Core.Constraint.ViolDiffIndependence (fun (k : Fin 6) (ctx : Fin 8) => ↑(schwaDiff ctx k)) schwaSquareSchwa

Violation differences satisfy independence on the /ə/ square.

theorem Flemming2021.schwaNull_hz (w : Fin 6 → ℝ) :

Core.Constraint.ConstantLogitDiff (fun (ctx : Fin 8) => ∑ k : Fin 6, w k * ↑(schwaDiff ctx k)) schwaSquareNull

HZ's generalization for French schwa (/∅/ square): for any MaxEnt weights, the logit-rate difference across onset types is constant across stress contexts. Derived from me_predicts_hz + schwaNull_independence.

theorem Flemming2021.schwaSchwa_hz (w : Fin 6 → ℝ) :

Core.Constraint.ConstantLogitDiff (fun (ctx : Fin 8) => ∑ k : Fin 6, w k * ↑(schwaDiff ctx k)) schwaSquareSchwa

HZ's generalization for French schwa (/ə/ square).

Flemming's three-candidate table-(45) MaxEnt model is a ConstraintSystem Cand3 ℝ decoded by softmaxDecoder 1. The key observation H(b) = H(c) ⟹ predict b = predict c is a property of any MaxEnt-style decoder: it depends only on the score equality and the symmetry of softmax. By contrast NHG and Normal MaxEnt distinguish b and c despite equal harmony (table45_nhg_variance_differs, table45_nhg_covariance_nonzero) — same score, different decoder, different predict.

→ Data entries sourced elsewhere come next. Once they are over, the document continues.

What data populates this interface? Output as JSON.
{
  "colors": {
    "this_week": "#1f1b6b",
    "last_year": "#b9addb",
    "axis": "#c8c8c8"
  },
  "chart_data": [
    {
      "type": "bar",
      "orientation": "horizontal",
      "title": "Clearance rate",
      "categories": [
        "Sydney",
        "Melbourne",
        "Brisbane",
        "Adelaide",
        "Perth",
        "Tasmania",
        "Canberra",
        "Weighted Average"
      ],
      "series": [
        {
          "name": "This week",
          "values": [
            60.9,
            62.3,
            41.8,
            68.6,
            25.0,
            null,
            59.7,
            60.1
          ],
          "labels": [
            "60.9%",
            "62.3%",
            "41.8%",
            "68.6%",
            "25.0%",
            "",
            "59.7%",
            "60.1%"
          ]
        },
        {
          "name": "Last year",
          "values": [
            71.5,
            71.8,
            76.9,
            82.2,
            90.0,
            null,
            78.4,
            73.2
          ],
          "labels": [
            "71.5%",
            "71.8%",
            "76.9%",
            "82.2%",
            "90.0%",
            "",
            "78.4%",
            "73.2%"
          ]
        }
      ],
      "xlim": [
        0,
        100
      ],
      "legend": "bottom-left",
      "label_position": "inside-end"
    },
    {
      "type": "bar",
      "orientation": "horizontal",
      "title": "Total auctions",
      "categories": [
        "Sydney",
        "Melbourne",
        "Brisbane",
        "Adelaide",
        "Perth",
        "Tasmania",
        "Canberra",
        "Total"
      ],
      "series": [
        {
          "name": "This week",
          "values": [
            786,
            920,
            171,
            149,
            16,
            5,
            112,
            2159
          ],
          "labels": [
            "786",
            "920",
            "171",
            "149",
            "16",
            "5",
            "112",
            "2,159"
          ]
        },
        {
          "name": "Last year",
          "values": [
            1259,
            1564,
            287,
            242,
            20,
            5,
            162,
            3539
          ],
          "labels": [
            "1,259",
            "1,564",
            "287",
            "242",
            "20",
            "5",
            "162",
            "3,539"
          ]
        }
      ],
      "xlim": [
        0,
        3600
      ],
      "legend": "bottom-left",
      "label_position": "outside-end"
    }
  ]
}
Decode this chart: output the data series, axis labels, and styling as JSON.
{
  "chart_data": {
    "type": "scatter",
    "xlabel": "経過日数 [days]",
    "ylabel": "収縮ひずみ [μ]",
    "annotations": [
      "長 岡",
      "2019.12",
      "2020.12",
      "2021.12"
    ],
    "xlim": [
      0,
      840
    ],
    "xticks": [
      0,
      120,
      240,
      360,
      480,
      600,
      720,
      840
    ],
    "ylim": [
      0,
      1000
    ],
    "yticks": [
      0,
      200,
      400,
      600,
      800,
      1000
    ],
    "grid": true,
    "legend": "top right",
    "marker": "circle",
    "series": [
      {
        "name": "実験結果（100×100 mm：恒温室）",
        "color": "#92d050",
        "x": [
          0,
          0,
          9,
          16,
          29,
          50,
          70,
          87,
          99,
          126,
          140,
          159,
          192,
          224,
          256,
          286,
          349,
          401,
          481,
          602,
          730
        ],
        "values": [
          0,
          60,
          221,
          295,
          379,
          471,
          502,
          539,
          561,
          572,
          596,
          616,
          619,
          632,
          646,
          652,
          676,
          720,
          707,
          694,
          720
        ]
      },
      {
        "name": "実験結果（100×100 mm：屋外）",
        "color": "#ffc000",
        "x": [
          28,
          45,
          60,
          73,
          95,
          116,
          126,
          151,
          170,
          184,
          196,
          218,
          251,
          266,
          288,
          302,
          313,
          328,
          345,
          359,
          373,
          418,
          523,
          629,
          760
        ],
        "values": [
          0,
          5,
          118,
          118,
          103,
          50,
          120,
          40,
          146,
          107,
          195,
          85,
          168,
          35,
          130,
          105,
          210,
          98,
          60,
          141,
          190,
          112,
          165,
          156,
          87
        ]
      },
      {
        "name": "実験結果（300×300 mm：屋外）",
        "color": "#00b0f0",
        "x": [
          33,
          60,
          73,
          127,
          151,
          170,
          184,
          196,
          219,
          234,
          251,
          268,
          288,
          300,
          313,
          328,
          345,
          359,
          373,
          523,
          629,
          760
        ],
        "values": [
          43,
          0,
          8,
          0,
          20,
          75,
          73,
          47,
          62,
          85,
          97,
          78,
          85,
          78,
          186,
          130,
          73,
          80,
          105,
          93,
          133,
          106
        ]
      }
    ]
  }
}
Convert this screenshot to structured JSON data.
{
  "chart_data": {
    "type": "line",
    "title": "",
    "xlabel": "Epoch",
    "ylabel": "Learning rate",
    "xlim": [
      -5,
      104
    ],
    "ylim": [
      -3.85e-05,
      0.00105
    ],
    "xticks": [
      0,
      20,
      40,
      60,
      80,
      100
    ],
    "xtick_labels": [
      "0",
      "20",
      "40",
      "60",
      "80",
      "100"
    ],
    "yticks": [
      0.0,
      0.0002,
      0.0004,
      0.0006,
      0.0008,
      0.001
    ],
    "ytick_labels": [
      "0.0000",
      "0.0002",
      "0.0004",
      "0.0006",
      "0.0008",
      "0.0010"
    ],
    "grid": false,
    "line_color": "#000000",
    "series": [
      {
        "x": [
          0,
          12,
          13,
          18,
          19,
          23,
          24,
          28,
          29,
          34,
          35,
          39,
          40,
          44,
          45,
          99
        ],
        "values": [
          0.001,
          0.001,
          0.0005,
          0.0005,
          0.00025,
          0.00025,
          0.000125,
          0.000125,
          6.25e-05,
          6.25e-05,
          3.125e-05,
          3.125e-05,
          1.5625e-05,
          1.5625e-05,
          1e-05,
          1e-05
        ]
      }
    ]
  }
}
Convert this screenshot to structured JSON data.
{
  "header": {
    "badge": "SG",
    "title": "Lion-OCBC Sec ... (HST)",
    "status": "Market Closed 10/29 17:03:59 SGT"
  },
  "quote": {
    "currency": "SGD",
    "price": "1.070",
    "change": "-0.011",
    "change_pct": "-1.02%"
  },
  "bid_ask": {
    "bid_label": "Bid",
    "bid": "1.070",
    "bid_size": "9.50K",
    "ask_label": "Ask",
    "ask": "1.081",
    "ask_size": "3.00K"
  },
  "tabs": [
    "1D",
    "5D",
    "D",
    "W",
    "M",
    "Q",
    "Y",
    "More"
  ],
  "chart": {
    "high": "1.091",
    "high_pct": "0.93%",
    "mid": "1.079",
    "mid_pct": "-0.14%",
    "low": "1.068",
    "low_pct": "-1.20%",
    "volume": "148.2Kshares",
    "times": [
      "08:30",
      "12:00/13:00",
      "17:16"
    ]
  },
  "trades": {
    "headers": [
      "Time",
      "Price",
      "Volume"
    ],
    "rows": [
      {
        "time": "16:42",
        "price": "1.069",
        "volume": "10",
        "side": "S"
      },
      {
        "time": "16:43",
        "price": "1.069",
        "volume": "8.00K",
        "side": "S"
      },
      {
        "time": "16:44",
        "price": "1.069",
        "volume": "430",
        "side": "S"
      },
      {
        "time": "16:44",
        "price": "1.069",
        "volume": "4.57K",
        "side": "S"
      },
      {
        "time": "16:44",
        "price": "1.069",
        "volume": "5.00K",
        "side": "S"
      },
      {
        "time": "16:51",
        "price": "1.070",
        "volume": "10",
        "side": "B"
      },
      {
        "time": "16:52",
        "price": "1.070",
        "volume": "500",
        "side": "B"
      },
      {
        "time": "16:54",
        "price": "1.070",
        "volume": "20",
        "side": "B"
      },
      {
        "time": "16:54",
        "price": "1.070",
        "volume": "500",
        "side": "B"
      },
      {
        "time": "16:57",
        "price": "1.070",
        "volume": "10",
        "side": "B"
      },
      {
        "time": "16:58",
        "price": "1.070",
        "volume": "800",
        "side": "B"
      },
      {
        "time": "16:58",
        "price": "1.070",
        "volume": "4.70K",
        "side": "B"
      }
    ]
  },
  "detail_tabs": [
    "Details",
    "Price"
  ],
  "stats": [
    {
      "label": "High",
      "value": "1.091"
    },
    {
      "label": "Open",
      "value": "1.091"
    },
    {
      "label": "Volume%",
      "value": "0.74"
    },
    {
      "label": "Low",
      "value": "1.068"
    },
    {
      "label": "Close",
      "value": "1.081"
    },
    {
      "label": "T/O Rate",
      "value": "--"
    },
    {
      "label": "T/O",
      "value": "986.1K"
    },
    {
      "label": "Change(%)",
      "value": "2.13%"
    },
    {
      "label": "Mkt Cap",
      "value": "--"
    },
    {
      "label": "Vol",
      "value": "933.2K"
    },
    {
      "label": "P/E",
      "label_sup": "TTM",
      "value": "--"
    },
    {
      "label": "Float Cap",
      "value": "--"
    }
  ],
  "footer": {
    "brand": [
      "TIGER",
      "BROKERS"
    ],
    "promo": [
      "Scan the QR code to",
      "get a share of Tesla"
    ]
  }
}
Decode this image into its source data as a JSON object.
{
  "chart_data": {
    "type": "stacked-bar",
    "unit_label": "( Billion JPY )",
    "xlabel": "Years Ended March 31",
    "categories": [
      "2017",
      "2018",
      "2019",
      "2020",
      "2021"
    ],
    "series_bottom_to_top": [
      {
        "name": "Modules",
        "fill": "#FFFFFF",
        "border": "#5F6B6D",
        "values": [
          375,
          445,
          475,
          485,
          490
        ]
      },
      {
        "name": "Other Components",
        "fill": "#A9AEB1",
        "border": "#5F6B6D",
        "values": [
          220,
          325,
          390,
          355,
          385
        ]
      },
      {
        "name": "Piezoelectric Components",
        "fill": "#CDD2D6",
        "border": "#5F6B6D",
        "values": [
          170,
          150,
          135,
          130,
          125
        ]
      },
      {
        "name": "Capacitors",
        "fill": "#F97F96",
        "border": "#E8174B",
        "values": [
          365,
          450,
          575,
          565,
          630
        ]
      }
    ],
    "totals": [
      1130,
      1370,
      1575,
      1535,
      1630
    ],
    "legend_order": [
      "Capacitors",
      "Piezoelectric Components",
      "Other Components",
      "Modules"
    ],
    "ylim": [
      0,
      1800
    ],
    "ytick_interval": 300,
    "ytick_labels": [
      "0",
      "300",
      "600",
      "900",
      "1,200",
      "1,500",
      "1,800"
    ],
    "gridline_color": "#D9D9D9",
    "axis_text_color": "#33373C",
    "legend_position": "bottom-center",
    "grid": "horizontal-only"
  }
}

theorem Flemming2021.flemmingSystem_b_eq_c :

Flemming2021.flemmingSystem✝.predict Flemming2021.Cand3.b✝ = Flemming2021.flemmingSystem✝.predict Flemming2021.Cand3.c✝

The MaxEnt system assigns equal probability to candidates b and c, matching table45_maxent_equal_prob but stated through the generic predict API. The frame here makes the framework distinction sharp: NHG (argmax after Gaussian noise on weights) and Normal MaxEnt (argmax after Gaussian noise on candidates) would assign different probabilities to b and c despite identical harmonies because they differ only in decoder, not in score.

theorem Flemming2021.flemmingSystem_isProb :

∑ x : Flemming2021.Cand3✝, Flemming2021.flemmingSystem✝.predict x = 1

The MaxEnt system on Cand3 is a probability distribution.